Panel: (IN)EQUAL HIERARCHIES OF BIBLICAL EXEGESIS: JEWISH AND CHRISTIAN PERSPECTIVES



601.2 - MARTIN LUTHER'S INEQUAL USE OF JEWISH EXEGESIS FOR HIS TRANSLATION OF THE HEBREW BIBLE

AUTHORS:
Hirschberger J. (Lecturer for Old and New Testament Studies ~ Augsburg ~ Germany)
Text:
The German reformer Martin Luther (1483-1546) was very open about his disdain for Judaism. In his late anti-semitic treatise "On the ineffable name and the genealogy of Christ" ("Vom Schem Hamphoras und vom Geschlecht Christi"; 1543) he however shows an intimate knowledge about Jewish exegetical traditions and even states that he consulted rabbinic glosses for his German translation of the Hebrew Bible (WA 53:647,29-32).
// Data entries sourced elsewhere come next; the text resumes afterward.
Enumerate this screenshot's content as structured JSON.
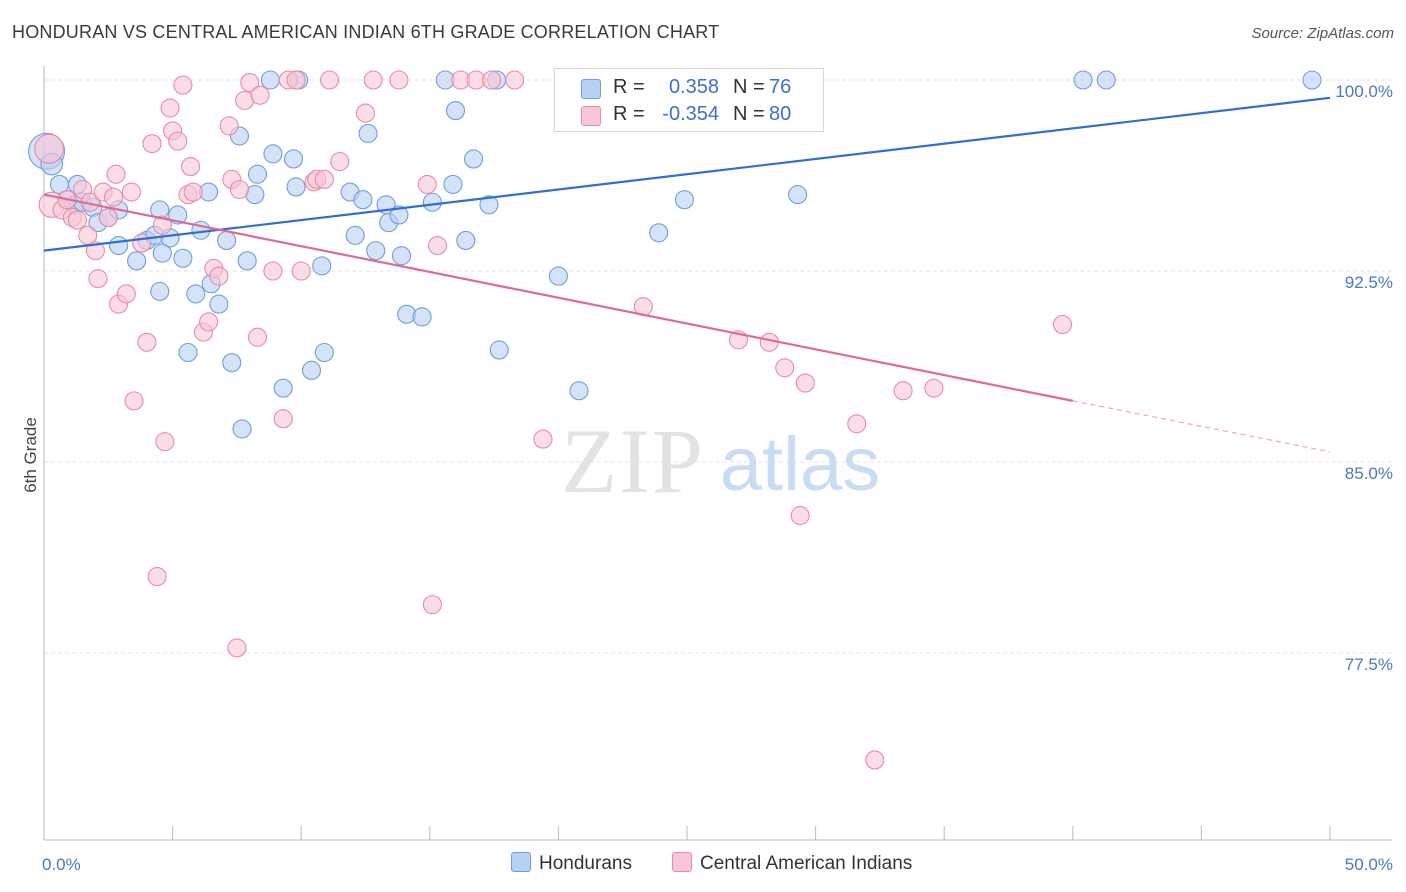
{
  "title": "HONDURAN VS CENTRAL AMERICAN INDIAN 6TH GRADE CORRELATION CHART",
  "source": "Source: ZipAtlas.com",
  "watermark": {
    "zip": "ZIP",
    "atlas": "atlas"
  },
  "colors": {
    "blue_fill": "#b7d1f3",
    "blue_stroke": "#6f9edf",
    "blue_line": "#2f6fd0",
    "pink_fill": "#f8c6d5",
    "pink_stroke": "#e98aa7",
    "pink_line": "#e06a96",
    "grid": "#e3e3e3",
    "tick_text": "#4a78c8"
  },
  "legend": {
    "rows": [
      {
        "r_label": "R =",
        "r_value": "0.358",
        "n_label": "N =",
        "n_value": "76",
        "color": "#b7d1f3",
        "border": "#6f9edf"
      },
      {
        "r_label": "R =",
        "r_value": "-0.354",
        "n_label": "N =",
        "n_value": "80",
        "color": "#f8c6d5",
        "border": "#e98aa7"
      }
    ],
    "bottom": [
      {
        "label": "Hondurans",
        "color": "#b7d1f3",
        "border": "#6f9edf"
      },
      {
        "label": "Central American Indians",
        "color": "#f8c6d5",
        "border": "#e98aa7"
      }
    ]
  },
  "chart_data": {
    "type": "scatter",
    "xlabel": "",
    "ylabel": "6th Grade",
    "xlim": [
      0,
      50
    ],
    "ylim": [
      71.5,
      100.4
    ],
    "x_tick_labels": [
      {
        "value": 0,
        "label": "0.0%"
      },
      {
        "value": 50,
        "label": "50.0%"
      }
    ],
    "x_minor_ticks": [
      0,
      5,
      10,
      15,
      20,
      25,
      30,
      35,
      40,
      45,
      50
    ],
    "y_ticks": [
      {
        "value": 100,
        "label": "100.0%"
      },
      {
        "value": 92.5,
        "label": "92.5%"
      },
      {
        "value": 85,
        "label": "85.0%"
      },
      {
        "value": 77.5,
        "label": "77.5%"
      }
    ],
    "grid": true,
    "series": [
      {
        "name": "Hondurans",
        "color": "#b7d1f3",
        "trend": {
          "x": [
            0,
            50
          ],
          "y": [
            93.3,
            99.3
          ],
          "style": "solid"
        },
        "points": [
          [
            0.1,
            97.2,
            2.0
          ],
          [
            0.3,
            96.7,
            1.2
          ],
          [
            0.6,
            95.9,
            1.0
          ],
          [
            0.9,
            95.3,
            1.0
          ],
          [
            1.2,
            95.1,
            1.0
          ],
          [
            1.3,
            95.9,
            1.0
          ],
          [
            1.5,
            95.2,
            1.0
          ],
          [
            1.9,
            95.0,
            1.0
          ],
          [
            2.1,
            94.4,
            1.0
          ],
          [
            2.5,
            94.6,
            1.0
          ],
          [
            2.9,
            94.9,
            1.0
          ],
          [
            2.9,
            93.5,
            1.0
          ],
          [
            3.6,
            92.9,
            1.0
          ],
          [
            4.0,
            93.7,
            1.0
          ],
          [
            4.3,
            93.9,
            1.0
          ],
          [
            4.5,
            91.7,
            1.0
          ],
          [
            4.5,
            94.9,
            1.0
          ],
          [
            4.6,
            93.2,
            1.0
          ],
          [
            4.9,
            93.8,
            1.0
          ],
          [
            5.2,
            94.7,
            1.0
          ],
          [
            5.4,
            93.0,
            1.0
          ],
          [
            5.6,
            89.3,
            1.0
          ],
          [
            5.9,
            91.6,
            1.0
          ],
          [
            6.1,
            94.1,
            1.0
          ],
          [
            6.4,
            95.6,
            1.0
          ],
          [
            6.5,
            92.0,
            1.0
          ],
          [
            6.8,
            91.2,
            1.0
          ],
          [
            7.1,
            93.7,
            1.0
          ],
          [
            7.3,
            88.9,
            1.0
          ],
          [
            7.6,
            97.8,
            1.0
          ],
          [
            7.7,
            86.3,
            1.0
          ],
          [
            7.9,
            92.9,
            1.0
          ],
          [
            8.2,
            95.5,
            1.0
          ],
          [
            8.3,
            96.3,
            1.0
          ],
          [
            8.8,
            100.0,
            1.0
          ],
          [
            8.9,
            97.1,
            1.0
          ],
          [
            9.3,
            87.9,
            1.0
          ],
          [
            9.7,
            96.9,
            1.0
          ],
          [
            9.8,
            95.8,
            1.0
          ],
          [
            9.9,
            100.0,
            1.0
          ],
          [
            10.4,
            88.6,
            1.0
          ],
          [
            10.8,
            92.7,
            1.0
          ],
          [
            10.9,
            89.3,
            1.0
          ],
          [
            11.9,
            95.6,
            1.0
          ],
          [
            12.1,
            93.9,
            1.0
          ],
          [
            12.4,
            95.3,
            1.0
          ],
          [
            12.6,
            97.9,
            1.0
          ],
          [
            12.9,
            93.3,
            1.0
          ],
          [
            13.3,
            95.1,
            1.0
          ],
          [
            13.4,
            94.4,
            1.0
          ],
          [
            13.8,
            94.7,
            1.0
          ],
          [
            13.9,
            93.1,
            1.0
          ],
          [
            14.1,
            90.8,
            1.0
          ],
          [
            14.7,
            90.7,
            1.0
          ],
          [
            15.1,
            95.2,
            1.0
          ],
          [
            15.6,
            100.0,
            1.0
          ],
          [
            15.9,
            95.9,
            1.0
          ],
          [
            16.0,
            98.8,
            1.0
          ],
          [
            16.4,
            93.7,
            1.0
          ],
          [
            16.7,
            96.9,
            1.0
          ],
          [
            17.3,
            95.1,
            1.0
          ],
          [
            17.6,
            100.0,
            1.0
          ],
          [
            17.7,
            89.4,
            1.0
          ],
          [
            20.0,
            92.3,
            1.0
          ],
          [
            20.8,
            87.8,
            1.0
          ],
          [
            23.9,
            94.0,
            1.0
          ],
          [
            24.9,
            95.3,
            1.0
          ],
          [
            25.9,
            100.0,
            1.0
          ],
          [
            28.2,
            100.0,
            1.0
          ],
          [
            29.3,
            95.5,
            1.0
          ],
          [
            40.4,
            100.0,
            1.0
          ],
          [
            41.3,
            100.0,
            1.0
          ],
          [
            49.3,
            100.0,
            1.0
          ]
        ]
      },
      {
        "name": "Central American Indians",
        "color": "#f8c6d5",
        "trend": {
          "x": [
            0,
            40
          ],
          "y": [
            95.5,
            87.4
          ],
          "dashed_to": {
            "x": 50,
            "y": 85.4
          }
        },
        "points": [
          [
            0.2,
            97.3,
            1.6
          ],
          [
            0.3,
            95.1,
            1.4
          ],
          [
            0.7,
            94.9,
            1.0
          ],
          [
            0.9,
            95.3,
            1.0
          ],
          [
            1.1,
            94.6,
            1.0
          ],
          [
            1.3,
            94.5,
            1.0
          ],
          [
            1.5,
            95.7,
            1.0
          ],
          [
            1.7,
            93.9,
            1.0
          ],
          [
            1.8,
            95.2,
            1.0
          ],
          [
            2.0,
            93.3,
            1.0
          ],
          [
            2.1,
            92.2,
            1.0
          ],
          [
            2.3,
            95.6,
            1.0
          ],
          [
            2.5,
            94.6,
            1.0
          ],
          [
            2.7,
            95.4,
            1.0
          ],
          [
            2.8,
            96.3,
            1.0
          ],
          [
            2.9,
            91.2,
            1.0
          ],
          [
            3.2,
            91.6,
            1.0
          ],
          [
            3.4,
            95.6,
            1.0
          ],
          [
            3.5,
            87.4,
            1.0
          ],
          [
            3.8,
            93.6,
            1.0
          ],
          [
            4.0,
            89.7,
            1.0
          ],
          [
            4.2,
            97.5,
            1.0
          ],
          [
            4.4,
            80.5,
            1.0
          ],
          [
            4.6,
            94.3,
            1.0
          ],
          [
            4.7,
            85.8,
            1.0
          ],
          [
            4.9,
            98.9,
            1.0
          ],
          [
            5.0,
            98.0,
            1.0
          ],
          [
            5.2,
            97.6,
            1.0
          ],
          [
            5.4,
            99.8,
            1.0
          ],
          [
            5.6,
            95.5,
            1.0
          ],
          [
            5.7,
            96.6,
            1.0
          ],
          [
            5.8,
            95.6,
            1.0
          ],
          [
            6.2,
            90.1,
            1.0
          ],
          [
            6.4,
            90.5,
            1.0
          ],
          [
            6.6,
            92.6,
            1.0
          ],
          [
            6.8,
            92.3,
            1.0
          ],
          [
            7.2,
            98.2,
            1.0
          ],
          [
            7.3,
            96.1,
            1.0
          ],
          [
            7.5,
            77.7,
            1.0
          ],
          [
            7.6,
            95.7,
            1.0
          ],
          [
            7.8,
            99.2,
            1.0
          ],
          [
            8.0,
            99.9,
            1.0
          ],
          [
            8.3,
            89.9,
            1.0
          ],
          [
            8.4,
            99.4,
            1.0
          ],
          [
            8.9,
            92.5,
            1.0
          ],
          [
            9.3,
            86.7,
            1.0
          ],
          [
            9.5,
            100.0,
            1.0
          ],
          [
            9.8,
            100.0,
            1.0
          ],
          [
            10.0,
            92.5,
            1.0
          ],
          [
            10.5,
            96.0,
            1.0
          ],
          [
            10.6,
            96.1,
            1.0
          ],
          [
            10.9,
            96.1,
            1.0
          ],
          [
            11.1,
            100.0,
            1.0
          ],
          [
            11.5,
            96.8,
            1.0
          ],
          [
            12.5,
            98.7,
            1.0
          ],
          [
            12.8,
            100.0,
            1.0
          ],
          [
            13.8,
            100.0,
            1.0
          ],
          [
            14.9,
            95.9,
            1.0
          ],
          [
            15.1,
            79.4,
            1.0
          ],
          [
            15.3,
            93.5,
            1.0
          ],
          [
            16.2,
            100.0,
            1.0
          ],
          [
            16.8,
            100.0,
            1.0
          ],
          [
            17.4,
            100.0,
            1.0
          ],
          [
            18.3,
            100.0,
            1.0
          ],
          [
            19.4,
            85.9,
            1.0
          ],
          [
            23.3,
            91.1,
            1.0
          ],
          [
            27.0,
            89.8,
            1.0
          ],
          [
            28.2,
            89.7,
            1.0
          ],
          [
            28.8,
            88.7,
            1.0
          ],
          [
            29.4,
            82.9,
            1.0
          ],
          [
            29.6,
            88.1,
            1.0
          ],
          [
            31.6,
            86.5,
            1.0
          ],
          [
            32.3,
            73.3,
            1.0
          ],
          [
            33.4,
            87.8,
            1.0
          ],
          [
            34.6,
            87.9,
            1.0
          ],
          [
            39.6,
            90.4,
            1.0
          ]
        ]
      }
    ]
  }
}
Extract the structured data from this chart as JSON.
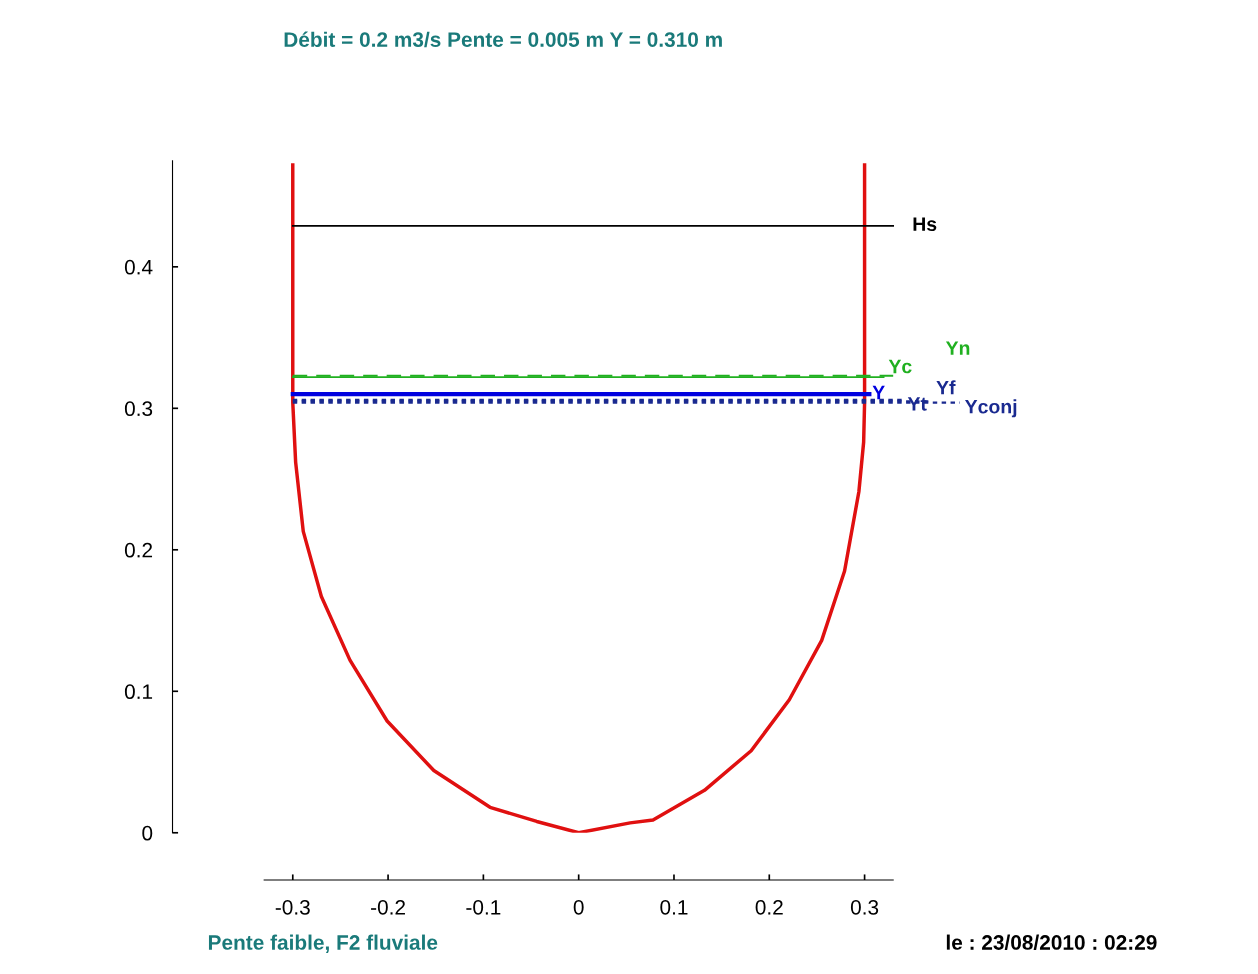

This indicates a change of perspective, not only with respect to Judaism but also to the possibility of using Jewish exegetical traditions as legitimate tools for translations of Biblical texts. A comparison of Luther's earliest Hebrew translations (the Pentateuch 1522/23; the book of Job 1523/24) with later editions of the same passages (Luther's revised German Bible from 1541) will show a surprisingly broad reception of the Rabbinic commentaries printed in the first Rabbinic Bible (Venice 1517) for the early period, but a strong reliance on Christian hebraists like Sebastian Münster (1489-1552) and Sante Pagnini (1470-1541) in the later editions. It will be shown that Luther's problematic inability to distance himself from his own hermeneutical standpoint resulted in regarding even the Christain hebraists he read, but also the Jewish sources they relied upon themselves, as inequal interlocuters.